The move could affect millions of dollars' worth of corn gluten exports.
The dispute centers on a batch of Bt10 genetically modified corn that Swiss agrochemicals company Syngenta AG inadvertently sold in the United States and exported to Europe without approval.
"This is a targeted measure which is necessary to uphold E.U law, maintain consumer confidence and ensure that the unauthorized GMO (genetically modified organism) Bt10 cannot enter the E.U. Imports of maize products which are certified as free of Bt10 will be able to continue," said E.U Health Commissioner Markos Kyprianou.
The ban will effectively shut out all imports of U.S. corn gluten, since there is currently no effective way of testing for Bt10, which has not been approved by American or European regulators. E.U. spokesman Philip Tod said Syngenta was working to develop and validate such a test, but they could not say when it would be ready for use.
U.S. shipments of corn gluten feed to the EU totaled $450 million last year.
"We view the E.U.'s decision to impose a certification requirement on U.S. corn gluten due to the possible, low-level presence of Bt10 corn to be an overreaction," said Edward Kemp, spokesman for the U.S. mission to the EU.
"U.S. regulatory authorities have determined there are no hazards to health, safety or the environment related to Bt10," he added. "The small amounts of Bt10 corn that may have entered the EU have had no proven negative impact."
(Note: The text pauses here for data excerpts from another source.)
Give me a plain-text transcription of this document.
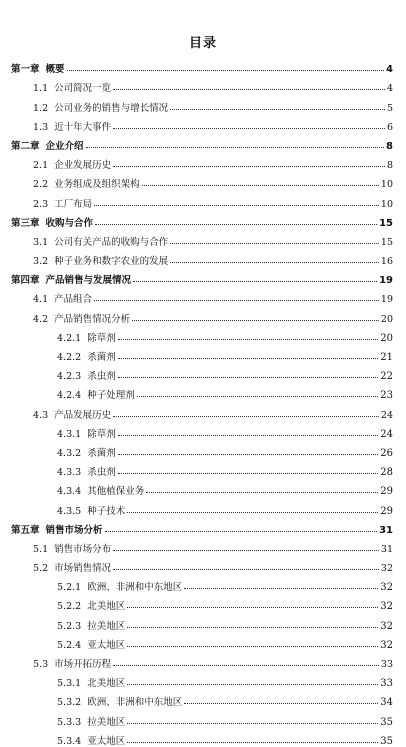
目录
第一章 概要	4
1.1 公司简况一览	4
1.2 公司业务的销售与增长情况	5
1.3 近十年大事件	6
第二章 企业介绍	8
2.1 企业发展历史	8
2.2 业务组成及组织架构	10
2.3 工厂布局	10
第三章 收购与合作	15
3.1 公司有关产品的收购与合作	15
3.2 种子业务和数字农业的发展	16
第四章 产品销售与发展情况	19
4.1 产品组合	19
4.2 产品销售情况分析	20
4.2.1 除草剂	20
4.2.2 杀菌剂	21
4.2.3 杀虫剂	22
4.2.4 种子处理剂	23
4.3 产品发展历史	24
4.3.1 除草剂	24
4.3.2 杀菌剂	26
4.3.3 杀虫剂	28
4.3.4 其他植保业务	29
4.3.5 种子技术	29
第五章 销售市场分析	31
5.1 销售市场分布	31
5.2 市场销售情况	32
5.2.1 欧洲、非洲和中东地区	32
5.2.2 北美地区	32
5.2.3 拉美地区	32
5.2.4 亚太地区	32
5.3 市场开拓历程	33
5.3.1 北美地区	33
5.3.2 欧洲、非洲和中东地区	34
5.3.3 拉美地区	35
5.3.4 亚太地区	35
The ban is to come into force early next week, pending formal approval by the E.U.'s head office.
Chief operating officer of Syngenta Seeds Mike Mack said it would quickly have a workable test for the E.U.
"We will make operational within a matter of days a valid test method to detect for Bt10," Mack said. Such a test would still need further approval from E.U. authorities.
Environmental campaigners welcomed the move. "Europe now has a de facto ban on the import of many U.S. animal feeds," said Friends of the Earth spokesman Adrian Bebb.
However, Greenpeace warned that stricter controls are needed to prevent more cases of unauthorized biotech imports.
"Europe is currently helpless to defend itself from contamination by GMOs that are suspected to harm human health and the environment," said Christoph Then, genetic engineering expert for Greenpeace.
"As long as E.U. authorities have no means to test imports for all the GMOs being released in the U.S. and elsewhere, it must say 'no entry' to the E.U. for any food, feed or seeds that are at risk of contamination."
The E.U. said it is in continuous talks with U.S. authorities on the issue, but its decision to ban suspect corn gluten imports further strains trans-Atlantic trade relations.